L’essentiel des articles sur le sujet énumèrent les traces numériques, plus ou moins gênantes, que nous laissons derrière nous, et le mode d’emploi pour les gérer post mortem ou anticiper la situation en rédigeant un testament numérique déterminant ce qu’il doit advenir, par exemple, de nos profils dans les réseaux sociaux.

Sans surprise, un business à fort potentiel se développe autour de la mort numérique. Yahoo, au Japon, commercialise Ending, un service qui gère l’enterrement physique et digital de la personne. Le site laviedapres.com propose un service troublant, celui de préenregistrer des messages à l’attention de nos proches, qui seront envoyés après notre disparition selon un calendrier précis, par exemple à Noël, ou pour un anniversaire… A n’en pas douter, ces nouveaux entrants dans le business de la mort viendront bousculer les pompes funèbres, s’occupant de l’enterrement à la fois des corps et des données, réunissant la mort physique et sa sœur numérique au sein d’une seule et unique expérience.

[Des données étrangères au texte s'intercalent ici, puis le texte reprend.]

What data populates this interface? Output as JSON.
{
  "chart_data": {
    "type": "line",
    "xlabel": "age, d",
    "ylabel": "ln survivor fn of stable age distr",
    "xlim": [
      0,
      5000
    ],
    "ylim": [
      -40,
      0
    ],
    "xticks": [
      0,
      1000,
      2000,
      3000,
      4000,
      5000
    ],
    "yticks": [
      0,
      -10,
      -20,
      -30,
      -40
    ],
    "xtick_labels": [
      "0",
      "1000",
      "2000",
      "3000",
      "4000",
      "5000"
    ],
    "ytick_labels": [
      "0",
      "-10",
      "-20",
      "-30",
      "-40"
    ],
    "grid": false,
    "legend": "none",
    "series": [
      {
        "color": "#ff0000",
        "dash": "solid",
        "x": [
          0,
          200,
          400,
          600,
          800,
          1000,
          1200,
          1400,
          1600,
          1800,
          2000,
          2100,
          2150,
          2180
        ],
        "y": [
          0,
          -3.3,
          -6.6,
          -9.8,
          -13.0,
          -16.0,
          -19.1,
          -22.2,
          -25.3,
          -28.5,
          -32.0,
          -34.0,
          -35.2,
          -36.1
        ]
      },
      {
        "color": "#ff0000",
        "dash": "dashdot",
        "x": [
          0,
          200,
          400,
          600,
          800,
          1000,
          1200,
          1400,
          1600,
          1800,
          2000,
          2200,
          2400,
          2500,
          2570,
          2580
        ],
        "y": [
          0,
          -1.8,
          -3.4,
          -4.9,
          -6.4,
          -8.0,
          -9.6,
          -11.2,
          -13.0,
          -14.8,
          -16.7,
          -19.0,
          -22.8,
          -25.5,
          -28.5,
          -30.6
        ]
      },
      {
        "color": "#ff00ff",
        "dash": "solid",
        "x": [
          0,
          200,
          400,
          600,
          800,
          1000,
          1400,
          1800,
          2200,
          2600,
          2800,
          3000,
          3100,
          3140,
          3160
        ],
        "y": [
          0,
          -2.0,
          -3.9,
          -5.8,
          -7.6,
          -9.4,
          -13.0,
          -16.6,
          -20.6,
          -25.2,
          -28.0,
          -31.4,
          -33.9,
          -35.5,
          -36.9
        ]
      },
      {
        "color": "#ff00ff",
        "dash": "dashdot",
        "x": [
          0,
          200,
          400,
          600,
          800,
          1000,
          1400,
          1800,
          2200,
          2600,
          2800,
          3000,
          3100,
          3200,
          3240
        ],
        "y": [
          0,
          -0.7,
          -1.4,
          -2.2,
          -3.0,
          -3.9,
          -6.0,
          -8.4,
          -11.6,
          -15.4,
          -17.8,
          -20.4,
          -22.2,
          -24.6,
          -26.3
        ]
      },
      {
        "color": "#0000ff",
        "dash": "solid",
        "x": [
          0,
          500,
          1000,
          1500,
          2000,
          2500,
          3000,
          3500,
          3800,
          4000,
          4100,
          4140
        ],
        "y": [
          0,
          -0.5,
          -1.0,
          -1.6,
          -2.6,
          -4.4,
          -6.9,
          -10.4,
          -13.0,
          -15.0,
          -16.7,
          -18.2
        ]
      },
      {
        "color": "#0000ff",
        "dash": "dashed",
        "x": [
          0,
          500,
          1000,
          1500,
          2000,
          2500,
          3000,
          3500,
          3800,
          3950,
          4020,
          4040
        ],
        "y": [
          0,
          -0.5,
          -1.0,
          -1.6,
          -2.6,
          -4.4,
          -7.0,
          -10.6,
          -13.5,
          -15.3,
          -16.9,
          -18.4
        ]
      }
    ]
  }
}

L’écho de notre mort physique dans le monde numérique pose de nouvelles questions d’ordre juridique : dérèglementation des services mortuaires et des dépositions testamentaires, héritage des données personnelles, etc. Nous avons en effet tous en tête le hoax de Bruce Willis, intentant un procès à Apple parce qu’il ne pouvait pas transmettre sa collection de mp3 à ses enfants. Les données personnelles en tant que patrimoine, voilà un sujet qui devrait inspirer les juristes et les fiscalistes pendant les années à venir.

Passons à présent à des considérations plus philosophiques : la vie après la mort. Selon les promesses du Big data, notre double numérique deviendra tellement dense et collant, telle notre ombre, qu’une intelligence artificielle pourrait un jour reprendre notre vie digitale au moment où aura cessé de battre notre cœur bien réel. Elle pourrait continuer à faire interagir ce « nous hors-sol » avec nos proches encore vivants et avec les intelligences artificielles de ceux qui auront disparu. La grande frustration, c’est que pour ceux qui mourront, ça ne changera pas grand chose : ils resteront hors-jeu.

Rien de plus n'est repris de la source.